Scale can be manipulated in two big ways. The first is just what your group tends to focus on in general, and in that focus uses a smaller scale. In one game, you could be interested in the details of war and battle, and so spend a lot of game time doing that, using a lot of small tasks; leaving other things, like management of the colony, to a few occasional die rolls. You could also do exactly the reverse, focusing entirely on politics, diplomacy and building, and resolving a major battle with one roll.
The overall scale for the whole game–and all situations–can also be adjusted. For instance, you could play a whole game out that dealt only with the first year of a colony’s founding: dealing with most everything in some detail. Alternately, you could work through 300 of history, switching characters along the way, to play out the whole history of the colony from its rise to its fall.
AR gives the potential for more player power than is typical, but a lot of it is not required. Most of this comes down to creation of the background world, modification of it, and the invention of challenges. On one hand, a more traditional game would have the GM responsible for all of that, with the characters only making minor additions to individual scenes, and handling their necessary jobs. On the other hand, the GM could just provide a springboard for the players, coming up with basic ideas but allowing the players to do most of the work. Even more extreme is to use the optional rule of cycling even GM powers with the white stone. Thus no single player ever has more power than anyone else. In general the functional difference between these modes is achieved through player use of Vis, the commonality of propositions and their acceptance, and the GM’s disclosure of his ideas (if there is a GM).

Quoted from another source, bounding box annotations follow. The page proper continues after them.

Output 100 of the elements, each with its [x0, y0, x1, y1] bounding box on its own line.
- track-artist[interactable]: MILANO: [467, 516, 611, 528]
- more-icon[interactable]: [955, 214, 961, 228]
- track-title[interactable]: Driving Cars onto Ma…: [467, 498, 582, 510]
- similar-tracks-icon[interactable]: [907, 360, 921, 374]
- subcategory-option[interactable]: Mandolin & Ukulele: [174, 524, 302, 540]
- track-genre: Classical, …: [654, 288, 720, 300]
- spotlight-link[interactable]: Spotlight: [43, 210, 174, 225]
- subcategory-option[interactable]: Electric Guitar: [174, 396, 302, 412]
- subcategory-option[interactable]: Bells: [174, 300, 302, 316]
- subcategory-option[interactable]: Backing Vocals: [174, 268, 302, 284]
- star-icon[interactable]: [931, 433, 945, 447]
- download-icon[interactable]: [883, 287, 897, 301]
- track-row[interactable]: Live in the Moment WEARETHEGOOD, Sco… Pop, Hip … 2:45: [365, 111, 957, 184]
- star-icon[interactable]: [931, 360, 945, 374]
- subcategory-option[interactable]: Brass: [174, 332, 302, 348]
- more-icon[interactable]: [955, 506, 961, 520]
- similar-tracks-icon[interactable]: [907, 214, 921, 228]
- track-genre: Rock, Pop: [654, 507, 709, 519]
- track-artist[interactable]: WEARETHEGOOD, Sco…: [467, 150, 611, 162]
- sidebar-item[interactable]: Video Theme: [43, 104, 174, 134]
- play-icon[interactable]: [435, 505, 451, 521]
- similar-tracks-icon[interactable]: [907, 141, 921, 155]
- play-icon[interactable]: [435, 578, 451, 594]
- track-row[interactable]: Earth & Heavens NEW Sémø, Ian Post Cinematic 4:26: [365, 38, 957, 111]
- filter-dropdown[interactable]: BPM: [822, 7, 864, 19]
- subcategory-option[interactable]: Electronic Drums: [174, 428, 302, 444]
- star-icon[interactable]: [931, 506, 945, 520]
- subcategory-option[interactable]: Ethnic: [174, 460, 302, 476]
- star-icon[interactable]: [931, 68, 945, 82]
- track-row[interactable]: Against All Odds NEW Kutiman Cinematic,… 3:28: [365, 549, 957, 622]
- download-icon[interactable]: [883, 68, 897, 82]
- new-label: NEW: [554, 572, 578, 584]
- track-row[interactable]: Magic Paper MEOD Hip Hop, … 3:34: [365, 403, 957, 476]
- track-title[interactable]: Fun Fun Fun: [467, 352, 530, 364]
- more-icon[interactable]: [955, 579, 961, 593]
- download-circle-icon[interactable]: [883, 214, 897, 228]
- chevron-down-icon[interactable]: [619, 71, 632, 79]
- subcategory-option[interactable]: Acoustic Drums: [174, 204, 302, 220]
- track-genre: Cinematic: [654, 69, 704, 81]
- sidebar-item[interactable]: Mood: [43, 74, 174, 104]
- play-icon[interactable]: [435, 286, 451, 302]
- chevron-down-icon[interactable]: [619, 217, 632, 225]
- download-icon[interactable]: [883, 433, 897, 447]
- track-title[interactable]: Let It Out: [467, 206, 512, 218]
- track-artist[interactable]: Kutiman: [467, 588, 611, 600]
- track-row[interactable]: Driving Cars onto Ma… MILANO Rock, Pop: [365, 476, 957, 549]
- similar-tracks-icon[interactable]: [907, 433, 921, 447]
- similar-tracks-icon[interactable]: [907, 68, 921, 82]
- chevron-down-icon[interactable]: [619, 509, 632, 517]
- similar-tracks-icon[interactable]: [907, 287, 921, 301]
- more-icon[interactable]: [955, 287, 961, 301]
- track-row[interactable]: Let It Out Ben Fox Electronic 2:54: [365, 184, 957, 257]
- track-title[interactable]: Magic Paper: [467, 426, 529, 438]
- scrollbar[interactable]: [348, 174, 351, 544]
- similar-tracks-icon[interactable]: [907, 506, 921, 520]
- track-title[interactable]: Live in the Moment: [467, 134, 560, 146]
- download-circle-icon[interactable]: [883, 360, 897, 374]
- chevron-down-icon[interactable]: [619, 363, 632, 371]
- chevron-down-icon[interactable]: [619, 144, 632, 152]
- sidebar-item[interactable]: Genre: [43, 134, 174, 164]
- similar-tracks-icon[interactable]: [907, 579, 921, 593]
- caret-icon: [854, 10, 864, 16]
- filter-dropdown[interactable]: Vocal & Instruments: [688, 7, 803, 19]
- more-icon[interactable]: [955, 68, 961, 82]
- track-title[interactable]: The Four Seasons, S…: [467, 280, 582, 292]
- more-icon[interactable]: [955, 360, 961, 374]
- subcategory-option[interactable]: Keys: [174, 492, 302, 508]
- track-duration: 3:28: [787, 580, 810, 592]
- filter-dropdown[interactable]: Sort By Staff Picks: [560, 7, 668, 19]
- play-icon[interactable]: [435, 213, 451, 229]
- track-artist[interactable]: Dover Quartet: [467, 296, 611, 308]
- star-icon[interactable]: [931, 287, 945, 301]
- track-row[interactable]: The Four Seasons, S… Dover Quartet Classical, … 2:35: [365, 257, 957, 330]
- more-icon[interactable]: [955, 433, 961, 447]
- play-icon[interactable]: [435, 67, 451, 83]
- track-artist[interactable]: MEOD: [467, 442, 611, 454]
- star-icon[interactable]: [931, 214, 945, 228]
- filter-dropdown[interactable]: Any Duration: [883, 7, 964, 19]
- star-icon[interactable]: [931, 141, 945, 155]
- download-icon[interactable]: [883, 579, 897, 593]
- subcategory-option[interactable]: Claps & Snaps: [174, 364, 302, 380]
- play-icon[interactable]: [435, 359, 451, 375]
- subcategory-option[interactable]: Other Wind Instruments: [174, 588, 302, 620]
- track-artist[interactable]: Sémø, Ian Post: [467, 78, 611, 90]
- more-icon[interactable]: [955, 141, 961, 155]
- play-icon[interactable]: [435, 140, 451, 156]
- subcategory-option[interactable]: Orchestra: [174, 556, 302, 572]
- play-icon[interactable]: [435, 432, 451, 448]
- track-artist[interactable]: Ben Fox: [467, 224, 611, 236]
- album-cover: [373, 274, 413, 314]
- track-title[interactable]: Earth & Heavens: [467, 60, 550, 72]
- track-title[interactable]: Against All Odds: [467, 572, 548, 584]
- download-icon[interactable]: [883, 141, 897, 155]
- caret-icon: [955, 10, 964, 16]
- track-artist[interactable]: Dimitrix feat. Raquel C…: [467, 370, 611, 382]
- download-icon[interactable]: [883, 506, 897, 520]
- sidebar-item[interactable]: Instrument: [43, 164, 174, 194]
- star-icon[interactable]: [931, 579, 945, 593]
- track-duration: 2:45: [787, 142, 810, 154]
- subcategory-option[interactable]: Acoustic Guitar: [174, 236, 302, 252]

By default, a lot of the tasks in AR will be relatively challenging for characters under normal circumstances. It’s a hard world, and important things are never easy. Unless characters are applying their values or spending Animus, they will fail fairly frequently. This makes building up and conserving Animus critical.
However, things could definitely be throttled back, so that characters would need to worry much less about Animus, and could succeed much more readily. This then makes what the players want to direct their attention towards far more important, since Animus is not longer such limiting factor in getting things done.
On the other hand, you can turn the difficulty up and make the game much more intensely about character drives. With this mode of play, characters who don’t wisely distribute Animus and act in accordance with their values will quickly fade from prominence. They may even become sad stories and be abandoned by the players (which is a perfectly valid thing to do). Only very intense people will be able to keep the Civitas alive.
Grit relates heavily to difficulty but encompasses more than just the mechanical difficulty of tasks. An extremely light, non-gritty game could lead the players to imagine a cartoon-like world, with idealistic characters pursuing their dream in a relatively easy fashion. There may be war and famine, even death, but it doesn’t affect the main characters too much, and the colony continues on. The characters with the most Animus are the shining leaders that make it all possible.
Conversely, a highly gritty game takes the harshness of the time and finds ways to exaggerate them. Everything is hard, and everything has a price. Characters have their ideals, but things rarely turn out very well, and survival is about the best anyone really hopes for. Food is short, enemies are everywhere, and friends die daily. The characters with high Animus are driven, but may still be broken wrecks emotionally, relying on their duties to keep them going.
Of course, like any of the “knobs” there is a continuum here, and most groups will want to play in the middle, and even move along it form session to session, and scene to scene (occasional dark moments breaking up an otherwise idyllic situation perhaps).
AR allows such flexibility, and so there is no single correct way to play. But it’s good to be aware of what kind of game you want – and to make sure everyone you’re playing with wants the same thing.